Grâce à sa gigantesque fortune, il les arracha facilement au vieux musée qui se débattait dans d'inextricables tracas financiers. Quand il sut qu'elles furent, à leur naissance, vendues pour quatre sous et qu'aujourd'hui elles valaient une somme faramineuse, il eut un petit sourire de contentement sur ses lèvres fanées. Puis il les enferma, avec les enveloppes rouges contenant les nouvelles formules biologiques d'organismes génétiquement modifiés, dans son coffre-fort à triple combinaison. Elles étaient pour lui, rien que pour lui, ensuite il les revendrait au moment opportun, à un prix plus élevé.
Chez lui, dans sa grande maison au bord de la mer, ni la tempête, ni les raz-de-marée, ni le feu, les épidémies ou les tremblements de terre ne pouvaient les menacer, les atteindre, les détruire. Pas même l'éclipse solaire, la dernière du millénaire, attendue dans une sorte d'exitation inquiète pour ce mercredi 11 août, juste à la veille de son départ en vacances, quelque part dans l'océan Pacifique où il fera bronzer sa soixantaine sévère et jaunâtre. Ses ennemis disaient qu'il était aussi dangereux et nocif que les plantes et les animaux transgéniques mis au point par ses laboratoires ultramodernes.
A l'heure du déjeuner, quand la Lune masqua complètement le Soleil, un grand rideau noir, comme le négatif d'une immense photo tout en longueur, voila le ciel, la terre et la pièce aux murs lambrissés où il était assis près d'une belle table en bois d'acajou.
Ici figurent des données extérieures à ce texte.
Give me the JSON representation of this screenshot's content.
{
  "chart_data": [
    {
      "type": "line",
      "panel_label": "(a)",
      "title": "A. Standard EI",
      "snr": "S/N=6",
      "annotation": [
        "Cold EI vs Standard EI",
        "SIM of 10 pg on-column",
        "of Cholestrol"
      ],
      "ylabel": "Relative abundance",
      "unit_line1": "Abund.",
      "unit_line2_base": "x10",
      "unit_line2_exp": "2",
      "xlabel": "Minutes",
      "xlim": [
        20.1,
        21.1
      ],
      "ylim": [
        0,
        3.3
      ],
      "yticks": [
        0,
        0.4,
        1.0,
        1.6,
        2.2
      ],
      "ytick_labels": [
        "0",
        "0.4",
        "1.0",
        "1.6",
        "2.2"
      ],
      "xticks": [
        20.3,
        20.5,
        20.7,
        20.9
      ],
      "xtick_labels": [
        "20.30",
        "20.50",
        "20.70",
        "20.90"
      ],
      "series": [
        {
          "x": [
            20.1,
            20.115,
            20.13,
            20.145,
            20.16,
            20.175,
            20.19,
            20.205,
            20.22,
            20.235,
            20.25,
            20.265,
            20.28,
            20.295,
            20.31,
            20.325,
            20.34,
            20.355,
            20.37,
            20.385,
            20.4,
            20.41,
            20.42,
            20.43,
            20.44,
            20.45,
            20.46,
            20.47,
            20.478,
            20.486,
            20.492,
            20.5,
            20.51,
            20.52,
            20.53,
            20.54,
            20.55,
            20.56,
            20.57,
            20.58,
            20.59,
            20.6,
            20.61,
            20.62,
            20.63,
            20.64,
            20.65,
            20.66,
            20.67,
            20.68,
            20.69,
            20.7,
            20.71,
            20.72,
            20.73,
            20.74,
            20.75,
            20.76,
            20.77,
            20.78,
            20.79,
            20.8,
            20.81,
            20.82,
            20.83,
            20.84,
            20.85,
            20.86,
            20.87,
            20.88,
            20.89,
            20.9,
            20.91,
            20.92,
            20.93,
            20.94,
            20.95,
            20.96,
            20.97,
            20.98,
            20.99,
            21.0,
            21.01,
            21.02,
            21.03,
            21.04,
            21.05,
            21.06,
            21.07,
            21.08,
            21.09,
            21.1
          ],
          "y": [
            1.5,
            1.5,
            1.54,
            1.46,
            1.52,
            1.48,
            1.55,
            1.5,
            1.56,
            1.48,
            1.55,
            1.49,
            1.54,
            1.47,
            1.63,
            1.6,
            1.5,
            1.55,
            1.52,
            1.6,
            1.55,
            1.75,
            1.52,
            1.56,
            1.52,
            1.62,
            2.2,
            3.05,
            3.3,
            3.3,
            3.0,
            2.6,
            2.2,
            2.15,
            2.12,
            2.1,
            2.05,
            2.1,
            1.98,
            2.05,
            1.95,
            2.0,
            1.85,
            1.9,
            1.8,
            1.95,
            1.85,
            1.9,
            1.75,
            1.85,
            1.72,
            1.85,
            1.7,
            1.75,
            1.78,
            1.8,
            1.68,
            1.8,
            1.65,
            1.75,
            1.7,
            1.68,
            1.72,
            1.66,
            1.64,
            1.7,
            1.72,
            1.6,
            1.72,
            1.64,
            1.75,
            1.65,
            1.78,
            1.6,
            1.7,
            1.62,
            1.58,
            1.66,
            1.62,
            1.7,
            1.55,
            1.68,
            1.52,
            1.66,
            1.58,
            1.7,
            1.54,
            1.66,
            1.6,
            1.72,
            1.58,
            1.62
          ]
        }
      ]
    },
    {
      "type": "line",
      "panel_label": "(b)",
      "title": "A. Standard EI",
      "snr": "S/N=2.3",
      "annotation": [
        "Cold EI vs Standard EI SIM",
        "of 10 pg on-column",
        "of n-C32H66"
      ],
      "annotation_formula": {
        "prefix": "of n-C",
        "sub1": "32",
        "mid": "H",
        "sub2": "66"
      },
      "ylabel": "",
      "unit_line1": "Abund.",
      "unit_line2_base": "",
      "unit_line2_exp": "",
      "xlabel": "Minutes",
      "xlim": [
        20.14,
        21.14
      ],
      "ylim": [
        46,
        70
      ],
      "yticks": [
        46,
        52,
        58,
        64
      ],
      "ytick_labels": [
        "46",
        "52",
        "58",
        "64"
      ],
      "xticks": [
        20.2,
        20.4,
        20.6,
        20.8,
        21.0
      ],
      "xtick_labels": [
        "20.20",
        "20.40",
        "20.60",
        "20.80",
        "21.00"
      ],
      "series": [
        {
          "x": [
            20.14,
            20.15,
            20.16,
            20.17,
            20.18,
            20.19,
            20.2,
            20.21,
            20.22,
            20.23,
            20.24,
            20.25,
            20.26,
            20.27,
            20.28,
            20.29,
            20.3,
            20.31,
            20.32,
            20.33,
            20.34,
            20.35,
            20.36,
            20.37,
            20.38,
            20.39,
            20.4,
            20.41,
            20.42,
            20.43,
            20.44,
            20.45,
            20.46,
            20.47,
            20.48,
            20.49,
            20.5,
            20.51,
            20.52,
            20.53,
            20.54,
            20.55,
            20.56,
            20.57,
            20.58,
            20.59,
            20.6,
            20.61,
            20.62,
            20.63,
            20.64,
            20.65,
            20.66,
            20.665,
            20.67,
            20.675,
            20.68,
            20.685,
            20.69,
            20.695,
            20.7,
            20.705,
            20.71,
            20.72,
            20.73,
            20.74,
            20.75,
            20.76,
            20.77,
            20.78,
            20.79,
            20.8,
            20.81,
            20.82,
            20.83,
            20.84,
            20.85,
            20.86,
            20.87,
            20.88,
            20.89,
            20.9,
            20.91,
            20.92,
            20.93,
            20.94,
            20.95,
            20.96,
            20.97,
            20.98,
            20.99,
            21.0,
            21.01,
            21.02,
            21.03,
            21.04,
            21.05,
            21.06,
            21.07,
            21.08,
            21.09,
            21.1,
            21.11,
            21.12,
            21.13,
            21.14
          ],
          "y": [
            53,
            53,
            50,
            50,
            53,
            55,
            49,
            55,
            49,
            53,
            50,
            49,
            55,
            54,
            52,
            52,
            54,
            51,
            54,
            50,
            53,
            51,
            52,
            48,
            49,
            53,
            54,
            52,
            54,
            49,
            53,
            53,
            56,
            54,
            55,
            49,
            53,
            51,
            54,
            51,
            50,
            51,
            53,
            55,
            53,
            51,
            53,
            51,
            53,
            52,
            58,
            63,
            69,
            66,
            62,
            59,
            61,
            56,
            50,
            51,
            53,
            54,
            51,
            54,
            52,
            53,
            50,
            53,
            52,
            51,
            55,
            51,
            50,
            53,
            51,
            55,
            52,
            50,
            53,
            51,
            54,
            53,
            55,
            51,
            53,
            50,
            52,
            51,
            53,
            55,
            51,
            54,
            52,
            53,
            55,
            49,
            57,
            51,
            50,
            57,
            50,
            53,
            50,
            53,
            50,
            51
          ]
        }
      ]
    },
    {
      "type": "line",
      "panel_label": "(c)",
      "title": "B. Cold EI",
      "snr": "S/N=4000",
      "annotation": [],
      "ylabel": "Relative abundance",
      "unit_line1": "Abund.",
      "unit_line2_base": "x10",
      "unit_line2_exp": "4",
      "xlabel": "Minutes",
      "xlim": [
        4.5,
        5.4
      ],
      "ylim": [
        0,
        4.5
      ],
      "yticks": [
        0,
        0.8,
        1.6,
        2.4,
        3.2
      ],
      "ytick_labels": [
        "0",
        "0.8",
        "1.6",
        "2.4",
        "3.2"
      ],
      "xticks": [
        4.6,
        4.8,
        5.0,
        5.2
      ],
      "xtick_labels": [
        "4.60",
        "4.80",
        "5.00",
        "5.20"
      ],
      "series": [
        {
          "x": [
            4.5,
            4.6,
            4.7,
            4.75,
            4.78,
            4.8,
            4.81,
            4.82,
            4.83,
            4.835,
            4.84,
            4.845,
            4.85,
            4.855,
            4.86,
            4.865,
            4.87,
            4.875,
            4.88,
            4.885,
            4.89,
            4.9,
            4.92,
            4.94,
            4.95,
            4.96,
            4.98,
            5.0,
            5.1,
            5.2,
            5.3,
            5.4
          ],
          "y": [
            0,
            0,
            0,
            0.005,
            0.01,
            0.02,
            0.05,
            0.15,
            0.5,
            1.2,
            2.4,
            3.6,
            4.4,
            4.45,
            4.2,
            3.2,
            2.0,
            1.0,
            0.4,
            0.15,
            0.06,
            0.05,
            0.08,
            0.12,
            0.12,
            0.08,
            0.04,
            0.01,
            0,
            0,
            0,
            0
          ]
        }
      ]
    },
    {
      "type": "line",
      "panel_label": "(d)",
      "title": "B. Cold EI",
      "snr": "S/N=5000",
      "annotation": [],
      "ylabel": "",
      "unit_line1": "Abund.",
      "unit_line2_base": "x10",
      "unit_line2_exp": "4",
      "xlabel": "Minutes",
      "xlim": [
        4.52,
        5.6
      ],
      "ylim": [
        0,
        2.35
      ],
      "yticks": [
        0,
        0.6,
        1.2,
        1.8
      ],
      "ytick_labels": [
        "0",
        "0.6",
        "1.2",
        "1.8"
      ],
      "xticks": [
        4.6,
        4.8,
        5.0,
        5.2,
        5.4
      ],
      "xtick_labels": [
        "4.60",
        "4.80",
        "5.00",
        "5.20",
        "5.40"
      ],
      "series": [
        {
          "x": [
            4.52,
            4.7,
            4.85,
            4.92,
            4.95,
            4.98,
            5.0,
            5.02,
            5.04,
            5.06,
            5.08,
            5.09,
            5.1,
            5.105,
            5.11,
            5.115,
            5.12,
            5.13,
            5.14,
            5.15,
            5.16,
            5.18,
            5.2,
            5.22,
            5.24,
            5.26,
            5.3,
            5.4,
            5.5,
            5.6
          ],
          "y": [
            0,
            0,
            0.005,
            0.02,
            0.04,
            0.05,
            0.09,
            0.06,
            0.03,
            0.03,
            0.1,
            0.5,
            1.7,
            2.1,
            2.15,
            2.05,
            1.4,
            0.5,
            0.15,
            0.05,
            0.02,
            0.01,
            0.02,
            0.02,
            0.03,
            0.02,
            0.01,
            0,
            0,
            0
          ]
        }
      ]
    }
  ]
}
En chaussettes, un verre à la main, enfoncé dans son fauteuil de cuir beige, il avait éteint toutes les lumières pour sentir la nuit couler telle une peinture un peu grasse à travers les fenêtres aux vitres blindées. Soudain, il se fit dans sa tête, aux traits mous et au front dégarni, comme l'éblouissement d'un flash. Il se souvint alors que le phénomène qui se déroulait, dans une lenteur d'éternité devant ses yeux fatigués, avait un lien avec le trésor qu'il venait d'acquérir. Son coeur se mit à battre sourdement dans sa poitrine et lorsque le Soleil retrouva, l'éclipse achevée, son visage de chaque jour, il se précipita vers le coffre-fort dont le ventre ressemblait à l'intérieur capitonné d'un cercueil sans fond. Tenaillé par la peur d'oublier soudain les combinaisons, le dos glacé par la sueur, il finit par ouvrir la lourde porte, retira l'étui de protection et sortit, avec des gestes nerveux, la toile, sa toile, car lui, le roi incontesté du boeuf aux hormones et du maïs trangénique, s'était offert les Fleurs de tournesol coupées de Van Gogh. En la déroulant sur la table, il vit, horrifié, les fleurs, dont la chair était un mélange de miel, d'orange et de cannelle comme la terre du Midi qui les avait vu naître, à présent livides, amorphes, sans suc et sans beauté. On aurait dit que l'interruption de la lumière solaire, qui venait de se produire quelques minutes, les avait calcinées. En les regardant, on comprenait que la nature était vraiment morte, définitivement morte. C'était comme si la mer qu'il pouvait voir de sa fenêtre s'était soudain évaporée et qu'il ne restait plus qu'une croûte semblable à du béton gris, à de la lave durcie par un froid polaire.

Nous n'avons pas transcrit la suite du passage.